Vers minuit, il envoya au port un de ses affranchis pour s'assurer que tout le monde était embarqué, et se fit bander la plaie qu'il s'était faite à la main. Comme les oiseaux commençaient à chanter, il se rendormit pour quelques instants, puis, tirant son épée, il se l'enfonça au-dessous de la poitrine. Sa main blessée l'empêcha de frapper un coup assuré, et, en luttant contre la douleur, il tomba de son lit. Au bruit, on accourut ; les entrailles lui sortaient du corps, et il regardait fixement. La blessure n'était pas mortelle ; le médecin la banda ; mais dès qu'il eut repris les sens, il arracha l'appareil, rouvrit la plaie et expira.
Stoïcien, Caton mettait sa conduite d'accord avec sa doctrine, en pratiquant, selon les préceptes de l'école, la sortie raisonnable, eulogos exagôgê. Il le fit simplement, quoique l'effet en ait été théâtral, et il priva le vainqueur de sa plus noble conquête.
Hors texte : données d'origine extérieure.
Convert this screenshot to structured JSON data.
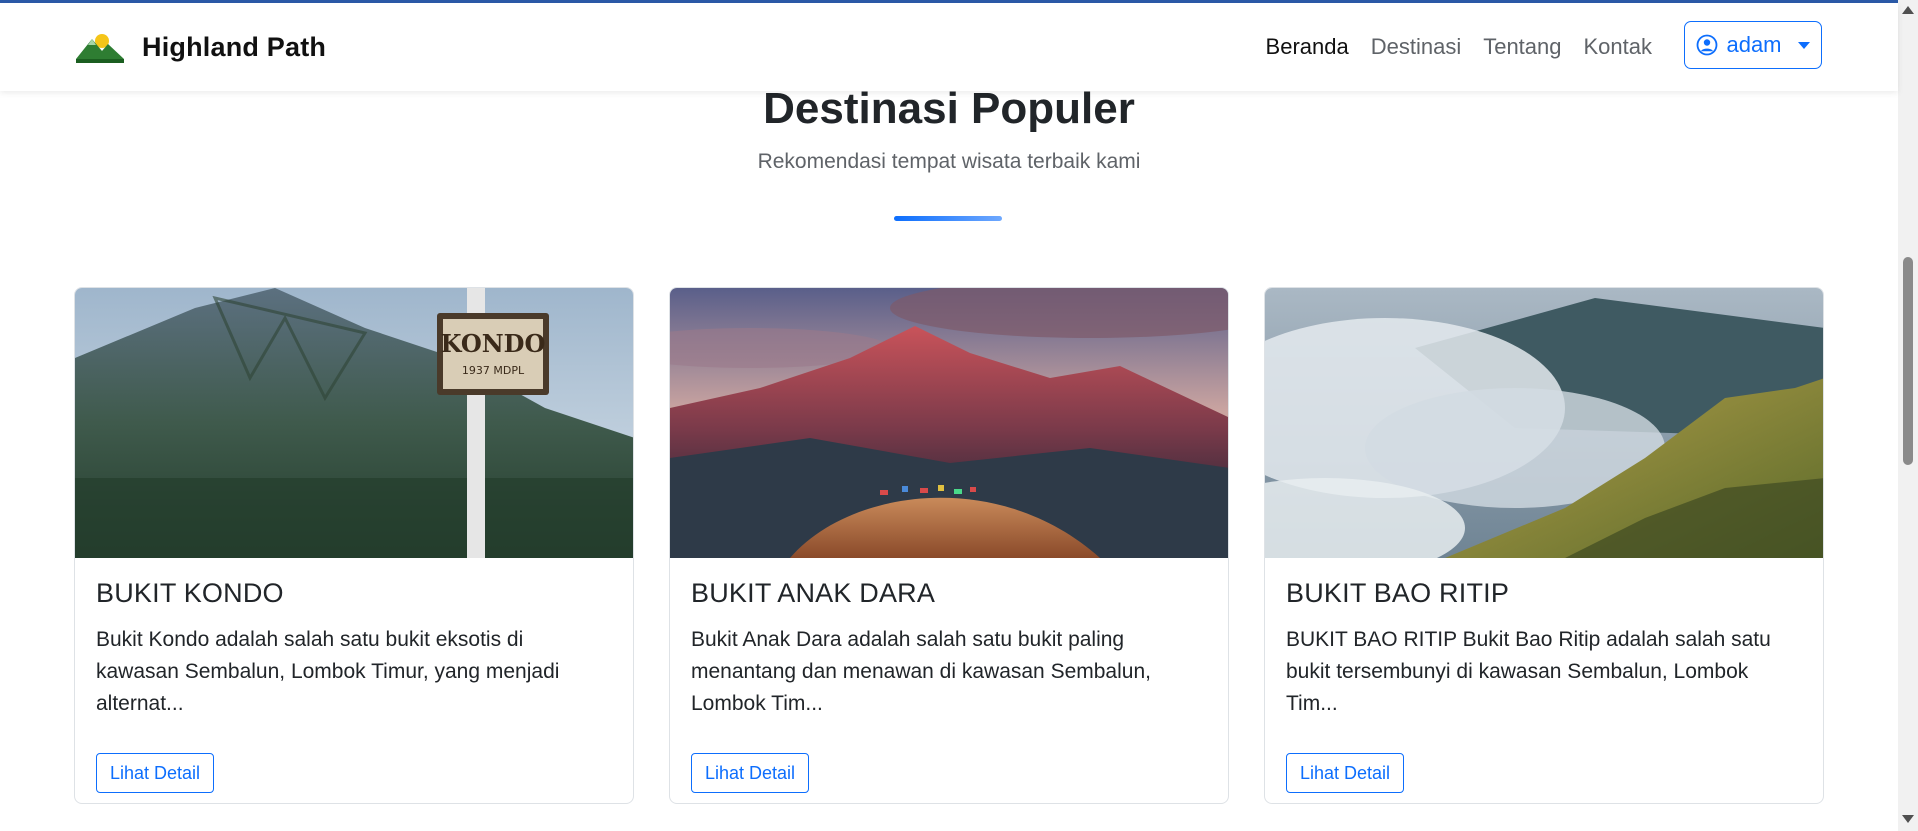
{
  "brand": {
    "name": "Highland Path",
    "logo_icon": "mountain-logo-icon"
  },
  "nav": {
    "links": [
      "Beranda",
      "Destinasi",
      "Tentang",
      "Kontak"
    ],
    "active_index": 0
  },
  "user_menu": {
    "username": "adam",
    "icon": "user-circle-icon"
  },
  "section": {
    "title": "Destinasi Populer",
    "subtitle": "Rekomendasi tempat wisata terbaik kami"
  },
  "cards": [
    {
      "title": "BUKIT KONDO",
      "description": "Bukit Kondo adalah salah satu bukit eksotis di kawasan Sembalun, Lombok Timur, yang menjadi alternat...",
      "button": "Lihat Detail",
      "image_label": "KONDO",
      "image_sublabel": "1937 MDPL"
    },
    {
      "title": "BUKIT ANAK DARA",
      "description": "Bukit Anak Dara adalah salah satu bukit paling menantang dan menawan di kawasan Sembalun, Lombok Tim...",
      "button": "Lihat Detail"
    },
    {
      "title": "BUKIT BAO RITIP",
      "description": "BUKIT BAO RITIP Bukit Bao Ritip adalah salah satu bukit tersembunyi di kawasan Sembalun, Lombok Tim...",
      "button": "Lihat Detail"
    }
  ],
  "colors": {
    "primary": "#0d6efd",
    "accent_bar": "#2b5aa8",
    "text": "#212529",
    "muted": "#5f6368"
  }
}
O Caton, s'écria César en apprenant cette fin, tu m'as envié la gloire de te sauver la vie ! Cependant, quand Cicéron, admirateur d'un courage qu'il n'avait pas, composa un éloge de l'illustre mort, le dictateur, qui maniait la plume comme l'épée, y répondit par l'Anti-Caton, satire railleuse et spirituelle où le rigide préteur était représenté passant au tamis les cendres de son frère, pour retirer l'or fondu sur le bûcher, ou cédant sa femme jeune et belle à Hortensius, et la reprenant vieille, mais riche, après la mort de l'opulent orateur. Chose singulière, Caton a contre lui les deux Césars, celui des temps anciens et celui des temps modernes. L'un livre à la risée de ses courtisans la vertu trop rigide du dernier républicain ; l'autre, dont tant de fois la mort n'a pas voulu, l'accuse d'avoir lâchement déserté son poste. Tous deux ont eu à peu près raison, mais nous aimons les dévouements qui accompagnent toute grande chose qui périt. Caton et la république s'en vont ensemble ; la mort de l'un achève dignement les funérailles de l'autre.
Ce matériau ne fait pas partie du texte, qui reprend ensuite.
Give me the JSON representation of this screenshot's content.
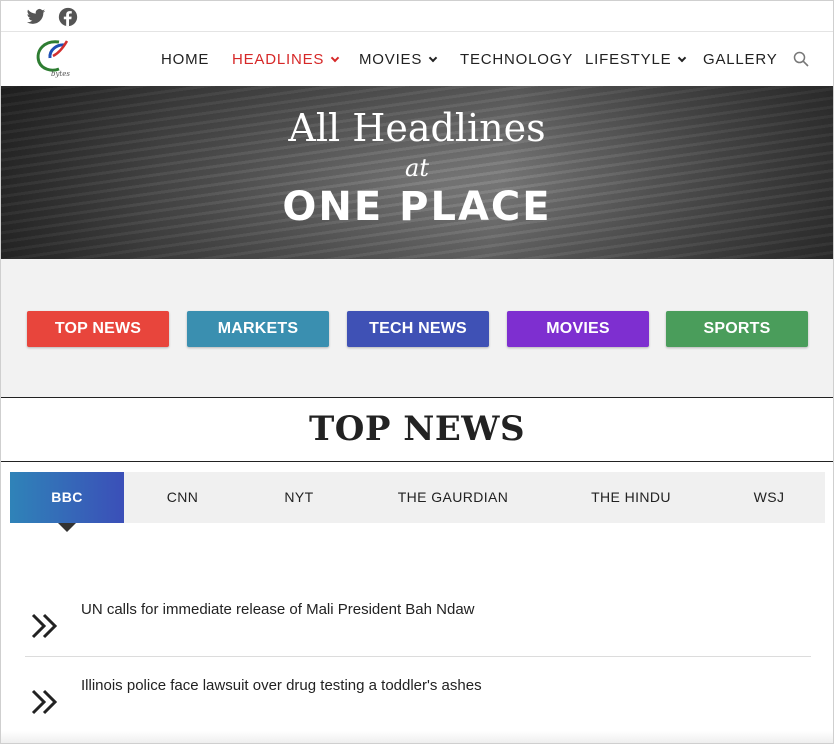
{
  "social": {
    "icons": [
      "twitter-icon",
      "facebook-icon"
    ],
    "icon_color": "#555555"
  },
  "header": {
    "logo_text": "bytes",
    "nav": [
      {
        "label": "HOME",
        "dropdown": false,
        "active": false
      },
      {
        "label": "HEADLINES",
        "dropdown": true,
        "active": true
      },
      {
        "label": "MOVIES",
        "dropdown": true,
        "active": false
      },
      {
        "label": "TECHNOLOGY",
        "dropdown": false,
        "active": false
      },
      {
        "label": "LIFESTYLE",
        "dropdown": true,
        "active": false
      },
      {
        "label": "GALLERY",
        "dropdown": false,
        "active": false
      }
    ],
    "active_color": "#d62828"
  },
  "hero": {
    "line1": "All Headlines",
    "line2": "at",
    "line3": "ONE PLACE"
  },
  "categories": [
    {
      "label": "TOP NEWS",
      "color": "#e8453c"
    },
    {
      "label": "MARKETS",
      "color": "#3a8fb0"
    },
    {
      "label": "TECH NEWS",
      "color": "#3f51b5"
    },
    {
      "label": "MOVIES",
      "color": "#7e2fd0"
    },
    {
      "label": "SPORTS",
      "color": "#4a9d5b"
    }
  ],
  "section": {
    "title": "TOP NEWS"
  },
  "tabs": [
    {
      "label": "BBC",
      "active": true
    },
    {
      "label": "CNN",
      "active": false
    },
    {
      "label": "NYT",
      "active": false
    },
    {
      "label": "THE GAURDIAN",
      "active": false
    },
    {
      "label": "THE HINDU",
      "active": false
    },
    {
      "label": "WSJ",
      "active": false
    }
  ],
  "news": [
    {
      "headline": "UN calls for immediate release of Mali President Bah Ndaw"
    },
    {
      "headline": "Illinois police face lawsuit over drug testing a toddler's ashes"
    }
  ]
}
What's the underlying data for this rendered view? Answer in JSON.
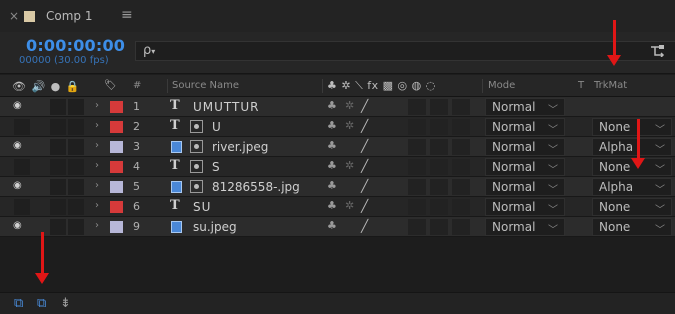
{
  "tab": {
    "close": "×",
    "title": "Comp 1",
    "menu": "≡",
    "swatch_color": "#d9c9a5"
  },
  "header": {
    "timecode": "0:00:00:00",
    "fps": "00000 (30.00 fps)",
    "search_icon": "ρ",
    "search_caret": "▾",
    "search_placeholder": ""
  },
  "columns": {
    "av_icons": "👁 🔊 ● 🔒",
    "label": "🏷",
    "num": "#",
    "source_name": "Source Name",
    "switch_icons": "♣ ✲ ⟍ fx ▩ ◎ ◍ ◌",
    "mode": "Mode",
    "t": "T",
    "trkmat": "TrkMat"
  },
  "layers": [
    {
      "num": "1",
      "type": "text",
      "name": "UMUTTUR",
      "visible": true,
      "label_color": "#d63a3a",
      "star": true,
      "mode": "Normal",
      "trkmat": ""
    },
    {
      "num": "2",
      "type": "text-mask",
      "name": "U",
      "visible": false,
      "label_color": "#d63a3a",
      "star": true,
      "mode": "Normal",
      "trkmat": "None"
    },
    {
      "num": "3",
      "type": "image-mask",
      "name": "river.jpeg",
      "visible": true,
      "label_color": "#b7b7d8",
      "star": false,
      "mode": "Normal",
      "trkmat": "Alpha"
    },
    {
      "num": "4",
      "type": "text-mask",
      "name": "S",
      "visible": false,
      "label_color": "#d63a3a",
      "star": true,
      "mode": "Normal",
      "trkmat": "None"
    },
    {
      "num": "5",
      "type": "image-mask",
      "name": "81286558-.jpg",
      "visible": true,
      "label_color": "#b7b7d8",
      "star": false,
      "mode": "Normal",
      "trkmat": "Alpha"
    },
    {
      "num": "6",
      "type": "text",
      "name": "SU",
      "visible": false,
      "label_color": "#d63a3a",
      "star": true,
      "mode": "Normal",
      "trkmat": "None"
    },
    {
      "num": "9",
      "type": "image",
      "name": "su.jpeg",
      "visible": true,
      "label_color": "#b7b7d8",
      "star": false,
      "mode": "Normal",
      "trkmat": "None"
    }
  ],
  "footer": {
    "icon_a": "⧉",
    "icon_b": "⧉",
    "icon_c": "⇟"
  },
  "accent_color": "#3d8ee8",
  "annotation_color": "#e01616"
}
La grande et vraie république des anciens jours, qui avait suscité tant de dévouements obscurs et silencieux, était depuis longtemps disparue, et la fausse liberté pour laquelle Caton mourait ne méritait pas ce sacrifice. Mais il croyait donner sa vie pour le droit, et il faut honorer, alors même qu'il s'égare, le sentiment du devoir qui fait aller jusqu'à la mort. De ce jour, le parti républicain eut son martyr ; le sang de Caton lui donna une vertu qui le fit survivre longtemps à sa défaite et qui fut cause des terribles tragédies qu'on verra sous l'empire. Caton ne s'est pas tué seul ; par son exemple et par la légende qui se forma autour de son nom, il a entraîné, à sa suite, dans le tombeau bien des hommes qui eurent, avec son esprit étroit, sa farouche vertu. N'importe, il reste le premier de ces héros de la vie civile qui ont protesté par de belles fins stoïques contre les inclémences du sort ou la dégradation des âmes.